2)水田土壌の窒素肥沃度の分布を調査した結果、風乾土の40℃7日間培養窒素の25、50、75パーセンタイル値(低、中、高水準)はそれぞれ7.8、12.0、16.1mgN/100gであった。これと前年9/1〜10/31+当年4/11〜5/10の水熱係数をもとに乾土効果を推定した(表1)。
3)システムモデル全体の構成は平成6年指導参考に従ったが、サブモデルの一部を改良した。特に、移植期〜幼穂形成期の発育モデルに推定水温を適用した結果、気温による推定(平成9年指導参考)に比べ予測誤差が1.1日減少した(表2)。

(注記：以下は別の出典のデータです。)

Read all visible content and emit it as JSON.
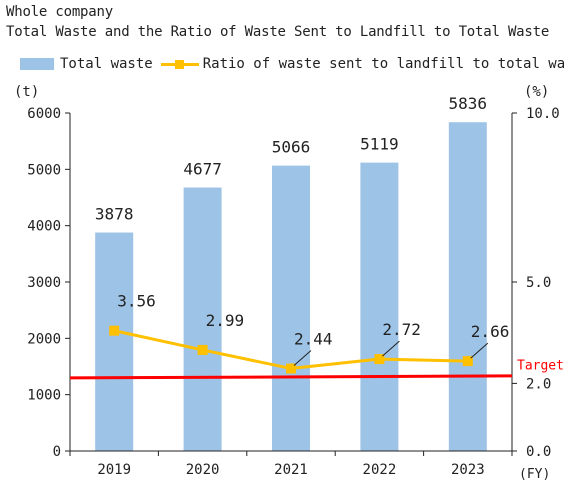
{
  "chart_data": {
    "type": "bar",
    "subtitle": "Whole company",
    "title": "Total Waste and the Ratio of Waste Sent to Landfill to Total Waste",
    "categories": [
      "2019",
      "2020",
      "2021",
      "2022",
      "2023"
    ],
    "x_unit": "(FY)",
    "y_left": {
      "unit": "(t)",
      "ylim": [
        0,
        6000
      ],
      "ticks": [
        "0",
        "1000",
        "2000",
        "3000",
        "4000",
        "5000",
        "6000"
      ]
    },
    "y_right": {
      "unit": "(%)",
      "ylim": [
        0,
        10
      ],
      "ticks": [
        "0.0",
        "2.0",
        "5.0",
        "10.0"
      ]
    },
    "series": [
      {
        "name": "Total waste",
        "type": "bar",
        "axis": "left",
        "values": [
          3878,
          4677,
          5066,
          5119,
          5836
        ],
        "labels": [
          "3878",
          "4677",
          "5066",
          "5119",
          "5836"
        ]
      },
      {
        "name": "Ratio of waste sent to landfill to total waste",
        "type": "line",
        "axis": "right",
        "values": [
          3.56,
          2.99,
          2.44,
          2.72,
          2.66
        ],
        "labels": [
          "3.56",
          "2.99",
          "2.44",
          "2.72",
          "2.66"
        ]
      }
    ],
    "target": {
      "label": "Target",
      "value": 2.0,
      "axis": "right"
    },
    "colors": {
      "bar": "#9dc3e6",
      "line": "#ffc000",
      "target": "#ff0000",
      "axis": "#222222"
    },
    "legend_position": "top",
    "grid": false
  }
}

4)1〜3をもとに、窒素肥沃度、圃場の乾燥程度、対象年次、施肥窒素量の条件別に収量を推定するシミュレーションシステムを作成し(図2)、施肥窒素量のメッシュ地図を示した(図3)。
5)その結果、施肥窒素量を9kg/10aとした時の地点平均推定収量の年次変動は、全道平均収量の統計値に近い動向を示した。

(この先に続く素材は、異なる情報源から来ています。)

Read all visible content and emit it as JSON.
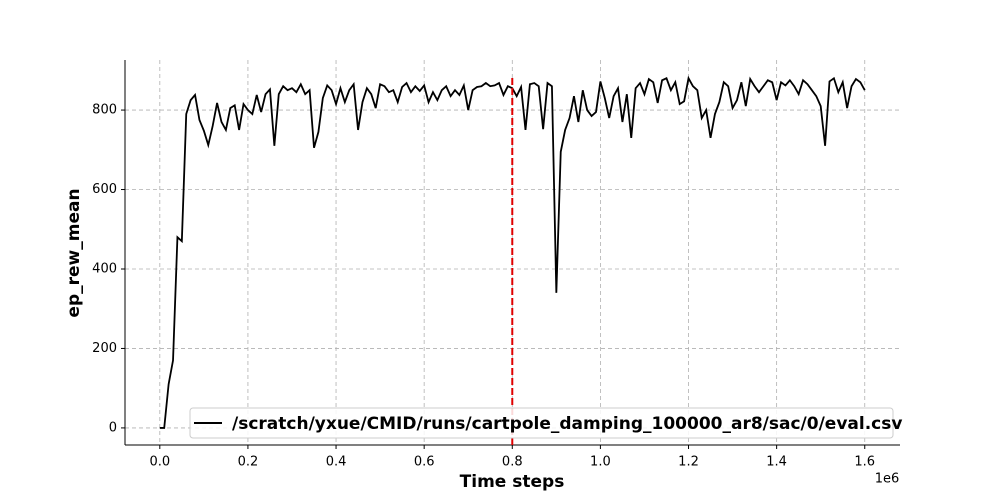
{
  "chart_data": {
    "type": "line",
    "x_label": "Time steps",
    "y_label": "ep_rew_mean",
    "x_offset_label": "1e6",
    "x": [
      0,
      10000,
      20000,
      30000,
      40000,
      50000,
      60000,
      70000,
      80000,
      90000,
      100000,
      110000,
      120000,
      130000,
      140000,
      150000,
      160000,
      170000,
      180000,
      190000,
      200000,
      210000,
      220000,
      230000,
      240000,
      250000,
      260000,
      270000,
      280000,
      290000,
      300000,
      310000,
      320000,
      330000,
      340000,
      350000,
      360000,
      370000,
      380000,
      390000,
      400000,
      410000,
      420000,
      430000,
      440000,
      450000,
      460000,
      470000,
      480000,
      490000,
      500000,
      510000,
      520000,
      530000,
      540000,
      550000,
      560000,
      570000,
      580000,
      590000,
      600000,
      610000,
      620000,
      630000,
      640000,
      650000,
      660000,
      670000,
      680000,
      690000,
      700000,
      710000,
      720000,
      730000,
      740000,
      750000,
      760000,
      770000,
      780000,
      790000,
      800000,
      810000,
      820000,
      830000,
      840000,
      850000,
      860000,
      870000,
      880000,
      890000,
      900000,
      910000,
      920000,
      930000,
      940000,
      950000,
      960000,
      970000,
      980000,
      990000,
      1000000,
      1010000,
      1020000,
      1030000,
      1040000,
      1050000,
      1060000,
      1070000,
      1080000,
      1090000,
      1100000,
      1110000,
      1120000,
      1130000,
      1140000,
      1150000,
      1160000,
      1170000,
      1180000,
      1190000,
      1200000,
      1210000,
      1220000,
      1230000,
      1240000,
      1250000,
      1260000,
      1270000,
      1280000,
      1290000,
      1300000,
      1310000,
      1320000,
      1330000,
      1340000,
      1350000,
      1360000,
      1370000,
      1380000,
      1390000,
      1400000,
      1410000,
      1420000,
      1430000,
      1440000,
      1450000,
      1460000,
      1470000,
      1480000,
      1490000,
      1500000,
      1510000,
      1520000,
      1530000,
      1540000,
      1550000,
      1560000,
      1570000,
      1580000,
      1590000,
      1600000
    ],
    "series": [
      {
        "name": "/scratch/yxue/CMID/runs/cartpole_damping_100000_ar8/sac/0/eval.csv",
        "color": "#000000",
        "values": [
          0,
          0,
          110,
          170,
          480,
          470,
          790,
          825,
          838,
          775,
          748,
          712,
          760,
          818,
          770,
          750,
          805,
          812,
          750,
          815,
          800,
          790,
          838,
          795,
          840,
          852,
          710,
          840,
          860,
          850,
          855,
          845,
          865,
          840,
          850,
          705,
          745,
          830,
          862,
          850,
          815,
          855,
          820,
          850,
          865,
          750,
          820,
          855,
          840,
          805,
          865,
          860,
          845,
          850,
          820,
          858,
          868,
          845,
          860,
          848,
          862,
          820,
          845,
          825,
          850,
          860,
          835,
          850,
          838,
          862,
          800,
          850,
          858,
          860,
          868,
          860,
          862,
          868,
          838,
          860,
          855,
          835,
          858,
          750,
          865,
          868,
          860,
          752,
          868,
          860,
          340,
          695,
          750,
          780,
          835,
          770,
          850,
          800,
          785,
          795,
          872,
          830,
          780,
          835,
          855,
          770,
          840,
          730,
          855,
          868,
          840,
          878,
          870,
          818,
          875,
          880,
          850,
          870,
          815,
          822,
          880,
          860,
          850,
          780,
          800,
          730,
          790,
          820,
          870,
          860,
          805,
          825,
          870,
          810,
          878,
          860,
          845,
          860,
          875,
          870,
          825,
          870,
          862,
          875,
          860,
          840,
          875,
          865,
          850,
          835,
          810,
          710,
          872,
          880,
          845,
          870,
          805,
          860,
          878,
          870,
          850
        ]
      }
    ],
    "vline": {
      "x": 800000,
      "color": "#e00000"
    },
    "xlim": [
      -79000,
      1680000
    ],
    "ylim": [
      -43,
      926
    ],
    "xticks": [
      {
        "value": 0,
        "label": "0.0"
      },
      {
        "value": 200000,
        "label": "0.2"
      },
      {
        "value": 400000,
        "label": "0.4"
      },
      {
        "value": 600000,
        "label": "0.6"
      },
      {
        "value": 800000,
        "label": "0.8"
      },
      {
        "value": 1000000,
        "label": "1.0"
      },
      {
        "value": 1200000,
        "label": "1.2"
      },
      {
        "value": 1400000,
        "label": "1.4"
      },
      {
        "value": 1600000,
        "label": "1.6"
      }
    ],
    "yticks": [
      0,
      200,
      400,
      600,
      800
    ],
    "grid": true,
    "legend": "lower right"
  }
}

6)風乾土培養窒素で±4mgN/100gの変異は、最適施肥窒素量で±1.5kgN/10aの変異に相当し、土壌診断に基づく窒素施肥対応を地域ごとに策定する場合の手順を示した(図4)。
7)以上のことから、地域別の土壌窒素肥沃度と年次別の乾土効果に対応した施肥窒素量を現場で算出することが可能となる。

 

4.成果の活用面と留意点
1)水熱係数、推定水温、幼穂形成期予測は、HARIS上の「営農支援システム」に組み込むことによって利用できる。また、窒素施肥対応および乾土効果による減肥指針は土壌診断を実施して利用する。
2)シミュレーションを行うためのプログラムは、モデルのパラメータを変更し、収量、白米蛋白含有率の推定精度が改善されるまで、研究以外の目的に利用しない。